Our duty in this matter is not to pass upon the wisdom or desirability of the ordinance which the City has enacted. We must confine our attention to the question of whether or not the legislative body for the City has the constitutional power to do what it has done.
We conclude that City has the power to and does through its ordinance constitutionally regulate activities deemed by it to be a public nuisance.

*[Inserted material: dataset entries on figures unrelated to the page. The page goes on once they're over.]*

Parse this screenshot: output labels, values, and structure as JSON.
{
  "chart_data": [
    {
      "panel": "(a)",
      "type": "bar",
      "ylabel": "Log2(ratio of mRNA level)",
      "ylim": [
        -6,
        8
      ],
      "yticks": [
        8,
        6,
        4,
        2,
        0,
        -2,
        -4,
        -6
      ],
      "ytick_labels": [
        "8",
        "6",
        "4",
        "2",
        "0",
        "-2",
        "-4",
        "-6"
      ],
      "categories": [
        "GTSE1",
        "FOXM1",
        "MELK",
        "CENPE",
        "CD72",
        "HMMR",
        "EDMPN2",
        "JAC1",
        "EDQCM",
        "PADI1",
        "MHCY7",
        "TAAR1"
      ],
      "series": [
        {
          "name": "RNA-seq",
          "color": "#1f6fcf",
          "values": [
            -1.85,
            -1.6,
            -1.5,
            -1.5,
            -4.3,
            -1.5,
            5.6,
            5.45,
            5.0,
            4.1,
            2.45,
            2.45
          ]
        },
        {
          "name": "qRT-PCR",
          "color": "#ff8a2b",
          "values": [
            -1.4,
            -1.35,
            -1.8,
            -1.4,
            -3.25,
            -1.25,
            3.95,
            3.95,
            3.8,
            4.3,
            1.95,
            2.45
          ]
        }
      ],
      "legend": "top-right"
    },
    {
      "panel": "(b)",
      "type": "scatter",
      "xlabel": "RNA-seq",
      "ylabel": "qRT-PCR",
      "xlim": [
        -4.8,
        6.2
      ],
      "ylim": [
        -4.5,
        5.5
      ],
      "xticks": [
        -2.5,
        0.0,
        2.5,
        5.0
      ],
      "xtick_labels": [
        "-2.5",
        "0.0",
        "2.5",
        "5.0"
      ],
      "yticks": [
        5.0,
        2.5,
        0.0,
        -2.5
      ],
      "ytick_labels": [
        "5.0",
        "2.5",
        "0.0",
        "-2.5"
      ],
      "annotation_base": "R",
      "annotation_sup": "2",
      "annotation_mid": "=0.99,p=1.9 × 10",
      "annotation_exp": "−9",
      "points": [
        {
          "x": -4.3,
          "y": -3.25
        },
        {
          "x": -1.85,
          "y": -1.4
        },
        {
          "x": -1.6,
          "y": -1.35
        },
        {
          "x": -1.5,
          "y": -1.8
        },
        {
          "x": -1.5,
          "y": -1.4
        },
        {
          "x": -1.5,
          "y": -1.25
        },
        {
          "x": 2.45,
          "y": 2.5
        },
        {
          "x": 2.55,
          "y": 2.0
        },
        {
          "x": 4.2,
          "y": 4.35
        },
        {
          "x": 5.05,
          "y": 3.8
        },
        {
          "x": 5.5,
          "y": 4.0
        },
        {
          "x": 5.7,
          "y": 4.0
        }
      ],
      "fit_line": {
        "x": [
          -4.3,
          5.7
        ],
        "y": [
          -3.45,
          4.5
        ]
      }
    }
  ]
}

From a consideration of the purpose, effect and circumstances surrounding the application of the ordinance to Publisher, we conclude as the court did in Di Lorenzo, supra, 260 Cal.App.2d at p. 74, 67 Cal.Rptr. at p. 7, ‘[T]hat the ordinance in question has no First Amendment or other constitutional taint.’
The judgment is affirmed.
1. Although Publisher's complaint attacked the constitutionality of the entire ordinance, this appeal is directed solely to Section 4 of Ordinance No. 98.
COMPTON, Associate Justice.
HERNDON, Acting P. J., and FLEMING, J., concur.